Land
Berlin-Brandenburg
Sozialgericht
LSG Berlin-Brandenburg
Sachgebiet
Grundsicherung für Arbeitsuchende
Abteilung
19
1. Instanz
SG Cottbus (BRB)
Aktenzeichen
S 29 AS 36/19
Datum
2. Instanz
LSG Berlin-Brandenburg
Aktenzeichen
L 19 AS 659/20 B
Datum
3. Instanz
Bundessozialgericht
Aktenzeichen
-
Datum
-
Kategorie
Beschluss
Leitsätze
Wird nach Erlass eines Gerichtsbescheides ein Antrag auf mündliche Verhandlung gestellt, ist durch Urteil zu entscheiden. Mit dem Antrag auf mündliche Verhandlung (§ 105 Abs. 2 Satz 2 SGG) will der Gesetzgeber sicherstellen, dass ein Beteiligter stets eine mündliche Verhandlung vor Gericht erzwingen kann.
Der Beschluss des Sozialgerichts Cottbus vom 18. März 2020 wird aufgehoben.
Gründe:
I.
Mit Gerichtsbescheid vom 3. Dezember 2019 wies das Sozialgericht die Anfang Januar 2019 erhobene Klage der Klägerin ab. In der Klageschrift hieß es, die Klägerin wende sich "gegen den Bescheid vom 06.09.2018 in der Gestalt des Widerspruchsbescheides vom 10.12.2018". Nach vorläufiger Festsetzung für den Leistungszeitraum vom Juli bis Dezember 2018 mit Bescheid vom 7. Juni 2019 waren von dem Beklagten in dem Bescheid vom 6. September 2018 die Leistungen zur Sicherung des Lebensunterhaltes der Klägerin (nur) für die Monate Juli und August 2018 endgültig festgesetzt worden; die Klägerin hielt diese endgültige Festsetzung schon im laufenden Leistungszeitraum für rechtswidrig. In dem Gerichtsbescheid wurde über die Möglichkeit einer Berufung belehrt.

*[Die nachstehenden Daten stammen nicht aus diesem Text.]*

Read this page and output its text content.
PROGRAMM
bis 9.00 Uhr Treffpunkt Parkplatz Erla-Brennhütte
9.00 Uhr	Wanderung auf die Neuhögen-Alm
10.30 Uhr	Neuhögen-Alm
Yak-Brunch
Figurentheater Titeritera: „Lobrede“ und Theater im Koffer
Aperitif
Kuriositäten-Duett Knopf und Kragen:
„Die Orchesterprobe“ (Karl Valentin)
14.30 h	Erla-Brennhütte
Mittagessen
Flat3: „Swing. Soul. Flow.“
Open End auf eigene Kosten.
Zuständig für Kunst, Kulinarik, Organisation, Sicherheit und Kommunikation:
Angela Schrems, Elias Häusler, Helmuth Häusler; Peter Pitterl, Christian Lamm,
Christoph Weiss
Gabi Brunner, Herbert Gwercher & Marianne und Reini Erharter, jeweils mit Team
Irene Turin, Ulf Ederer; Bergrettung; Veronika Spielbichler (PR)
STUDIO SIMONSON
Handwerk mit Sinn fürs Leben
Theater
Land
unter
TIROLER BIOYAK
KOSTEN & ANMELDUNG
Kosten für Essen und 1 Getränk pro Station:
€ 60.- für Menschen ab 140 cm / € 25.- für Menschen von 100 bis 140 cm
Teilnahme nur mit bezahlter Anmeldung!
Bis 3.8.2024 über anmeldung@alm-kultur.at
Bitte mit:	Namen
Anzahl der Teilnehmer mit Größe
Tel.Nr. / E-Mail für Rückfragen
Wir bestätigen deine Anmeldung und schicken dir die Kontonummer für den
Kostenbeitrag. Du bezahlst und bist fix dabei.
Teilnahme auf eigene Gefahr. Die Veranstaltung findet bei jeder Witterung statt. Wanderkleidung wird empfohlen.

Nach der Zustellung des Gerichtsbescheides am 13. Januar 2020 legte die Klägerin am 20. Januar 2020 Berufung ein. Gleichzeitig hat sie einen Antrag auf mündliche Verhandlung gestellt. Die Berufung sei lediglich vorsorglich eingelegt worden. Ohne dass sie dies näher ausführte, hat sie mitgeteilt, ihrer Ansicht nach werde die Berufungssumme nicht erreicht, ihre Beschwer betrage weniger als 750,00 Euro. Am 3. März 2020 hat sie lediglich (erstmals) beanstandet, die Kosten der Unterkunft und Heizung seien rechtswidrig zu niedrig bemessen.
Nach Ansicht des Beklagten sei "derzeit nicht klar", ob die Berufung statthaft sei. Das Sozialgericht gehe nach dem Vorbringen von einem Antrag der Klägerin aus, ihn, den Beklagten, zu verpflichten, endgültig Leistungen für einen Zeitraum von 6 Monaten festzusetzen, habe aber keine konkrete Angabe zu der Höhe der für rechtmäßig gehaltenen Leistungen gemacht.
Mit Beschluss vom 18. März 2020 hat das Sozialgericht Cottbus den Antrag auf mündliche Verhandlung verworfen. Der Berufungswert betrage mehr als 750,00 Euro, diese ergebe sich aus den Bewilligungsbescheiden. Für die Monate Juli und August 2018 seien Leistungen in Höhe von 962,77 Euro festgesetzt worden. Zudem sei der Antrag zu spät gestellt worden.
Am 2. April 2020 hat die Klägerin gegen diesen Beschluss Beschwerde eingelegt. Der Beschwerdewert richte sich nicht nach der Summe der bewilligten Beträge, sondern nach ihrer Beschwer. Diese unterschreite die Berufungssumme.
II:
Die Beschwerde vom 2. April 2020 gegen den Beschluss des Sozialgerichts Cottbus vom 18. März 2020 ist statthaft und begründet. Zu Unrecht hat das Sozialgericht über den Antrag auf mündliche Verhandlung durch Beschluss entschieden.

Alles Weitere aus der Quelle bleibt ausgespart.